The usual suspects. I continually see large consulting firms like Deloitte, Accenture, and IBM recommends PP/DS for environments for which it is inappropriate.

Part of the reason is that many software selections are performed by the strategy groups in these consulting firms that have never touched the recommended systems.

Secondly, large consulting firms can bill the most number of hours implementing SAP and Oracle solutions. This is part of a general problem in that the consulting companies’ interests are put before the client’s interests.

The outcome is that the percentage of enterprise projects that go-live is brought down. But because the economic structure of consulting is monopolistic, regardless of the track record of or success ratio of previous clients, the large consulting companies continue to get business. For this reason, there is close to zero accountability in consulting, both internally and externally.

  • That is, there is no accountability imposed upon consulting companies by clients.
  • There is no accountability within consulting companies. According to the large consulting firms, no partner has ever made a mistake.

Partners and their subordinates are never rated on the value they add to clients. The on the internal measurements that the firm has are revenue, recruiting. So things that grow the business and or make it more powerful in the marketplace.

For these reasons, PP/DS’s weaknesses are hidden from clients. A test for appropriateness of the application to the business environment is never actually performed. These types of activities are being repeated across the country. I can say this because a big part of the work that I do helps to recover problem SAP APO implementations. I see the same thing over and over.

Every time I bring up the limited applicability of PP/DS, it is always the first time anyone has heard of it at the client.

Scheduling the Only Solution

For a scheduling-only solution, PP/DS contains too much overhead. It has an optimizer that is difficult to set up and troubleshoot. It lacks critical manual tools such as drag-and-drop rescheduling.

While it has many heuristics, the master data adjustments required to test these heuristics are cumbersome. Thus dialing-in either the heuristics or the optimizer takes a long time. As I have noted above, the scheduling side of PP/DS is so weak that it should not be implemented.
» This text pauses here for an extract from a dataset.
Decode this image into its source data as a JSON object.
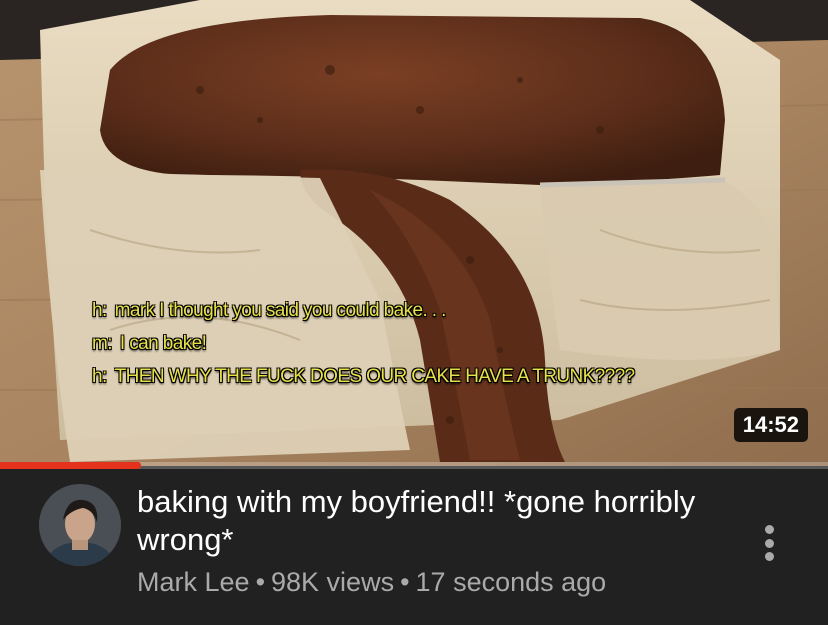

3rd Party Scheduling Solutions

Some third-party scheduling systems are preferable to PP/DS.

  • They are reasonably priced.
  • They can be installed as either purchased and installed software or as SaaS (software as a service).
  • They can also be integrated back to SAP with a reasonable effort because there are not many interfaces between the scheduling system and the upstream system.

Finally, because these applications have a small footprint ( either web-based, hosted, or installed locally), they can be rolled out to multiple factories. Their ease of use supports a shorter implementation timeline. And also a higher likelihood of success over scheduling only PP/DS solution.

Conclusion

PP/DS has failed in virtually every process industry company it has ever attempted to be implemented. And it has failed in most non-process industry companies as well. But it merely lacks the functionality to support process industry manufacturing.
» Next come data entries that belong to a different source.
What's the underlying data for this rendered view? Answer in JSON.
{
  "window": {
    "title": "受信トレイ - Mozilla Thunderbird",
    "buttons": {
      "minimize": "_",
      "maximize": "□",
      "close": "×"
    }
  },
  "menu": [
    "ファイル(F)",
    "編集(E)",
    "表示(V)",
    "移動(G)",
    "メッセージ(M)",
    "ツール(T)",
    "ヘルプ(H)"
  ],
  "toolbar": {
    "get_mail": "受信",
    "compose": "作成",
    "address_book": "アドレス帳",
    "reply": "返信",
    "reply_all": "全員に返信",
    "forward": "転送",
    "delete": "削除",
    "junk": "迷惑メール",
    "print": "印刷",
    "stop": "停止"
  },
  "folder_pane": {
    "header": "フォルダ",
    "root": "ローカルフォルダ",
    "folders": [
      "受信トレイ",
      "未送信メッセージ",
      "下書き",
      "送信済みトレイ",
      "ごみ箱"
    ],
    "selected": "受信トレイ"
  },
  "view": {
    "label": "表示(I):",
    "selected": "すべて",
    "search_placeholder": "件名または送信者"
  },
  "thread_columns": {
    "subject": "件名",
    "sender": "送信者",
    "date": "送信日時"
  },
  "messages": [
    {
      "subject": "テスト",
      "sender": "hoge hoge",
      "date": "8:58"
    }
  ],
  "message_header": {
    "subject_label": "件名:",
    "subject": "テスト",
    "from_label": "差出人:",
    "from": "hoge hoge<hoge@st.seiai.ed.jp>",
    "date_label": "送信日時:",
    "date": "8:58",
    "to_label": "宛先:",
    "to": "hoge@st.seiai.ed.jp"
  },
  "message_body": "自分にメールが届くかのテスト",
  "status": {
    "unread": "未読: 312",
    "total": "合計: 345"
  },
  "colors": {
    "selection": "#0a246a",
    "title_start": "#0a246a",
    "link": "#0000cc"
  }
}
Interestingly, SAP has been promoting how PP/DS is being migrated to S/4HANA. However, the question that should be asked is whether SAP can create a quality production planning and scheduling application. Companies that implemented PP/DS may as well have flushed their license and implementation dollars for PP/DS down a toilet. So why would any company trust SAP’s new version of PP/DS? The highest value for companies with PP/DS is replacing it with a new application or moving back to spreadsheets.